Parfois les vents du nord, venus du Spitzberg et de plus loin encore, du Groenland peut-être, peut-être du pôle par l'Océan arctique, la Norvège, la mer Blanche, poussaient leurs rafales sur l'estuaire morne de la Neva. Le froid mordait
tout à coup le granit, les lourdes brumes venues du sud par la Baltique s'évanouissaient tout à coup et les pierres, la terre, les arbres dénudés se couvraient instantanément de cristaux de givre dont chacun était une merveille à peine visible, faite de nombres, de lignes de force et de blancheur. La nuit changeait de face, dépouillant ses voiles d'irréalité. L'étoile polaire apparaissait, les constellations ouvraient l'immensité du monde. Le lendemain, les cavaliers de bronze sur leurs socles de pierre, couverts d'une poudre d'argent, semblaient sortir d'une étrange fête; les hautes colonnes de granit de la cathédrale Saint-Isaac, son fronton peuplé de saints et jusqu'à sa massive coupole dorée, tout était givré. Les façades et les quais de granit rouge prenaient, sous ce revêtement magnifique, des teintes de cendre rose et blanche.

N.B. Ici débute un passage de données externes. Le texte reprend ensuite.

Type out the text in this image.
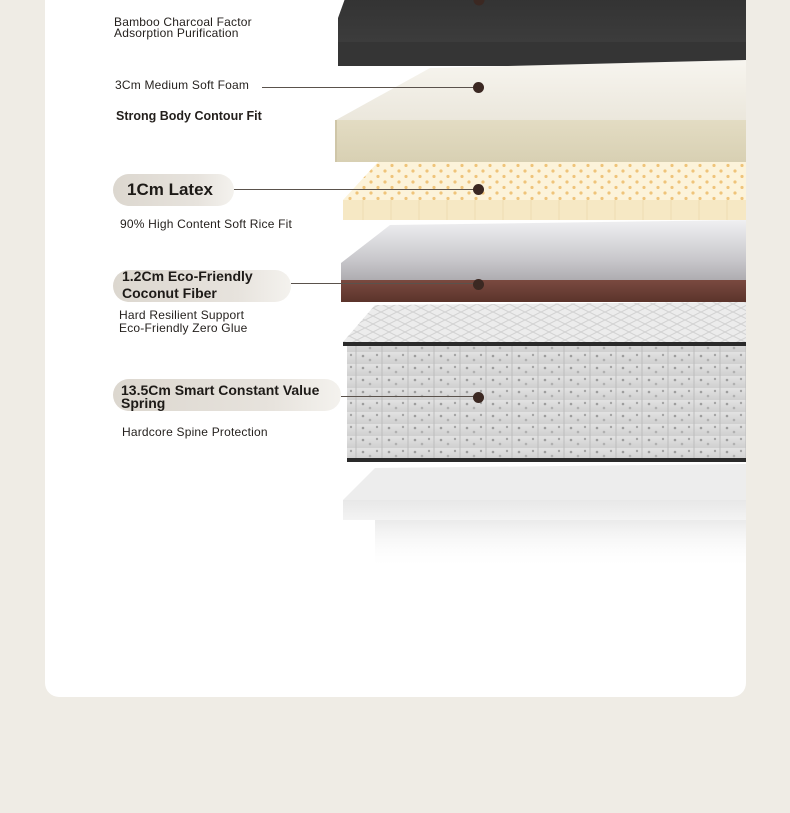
Bamboo Charcoal Factor
Adsorption Purification
3Cm Medium Soft Foam
Strong Body Contour Fit
1Cm Latex
90% High Content Soft Rice Fit
1.2Cm Eco-Friendly
Coconut Fiber
Hard Resilient Support
Eco-Friendly Zero Glue
13.5Cm Smart Constant Value
Spring
Hardcore Spine Protection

Les jardins, avec les filigranes purs de leurs ■ branchages, paraissaient enchantés. Cette fantasmagorie ravissait les yeux des gens sortis de leurs demeures étouffantes ainsi qu'il y a des millénaires, les hommes vêtus de fourrures sortaient peureusement l'hiver des chaudes cavernes pleines d'une bonne puanteur animale.

Pas une lumière dans des quartiers entiers. Des ténèbres préhistoriques.”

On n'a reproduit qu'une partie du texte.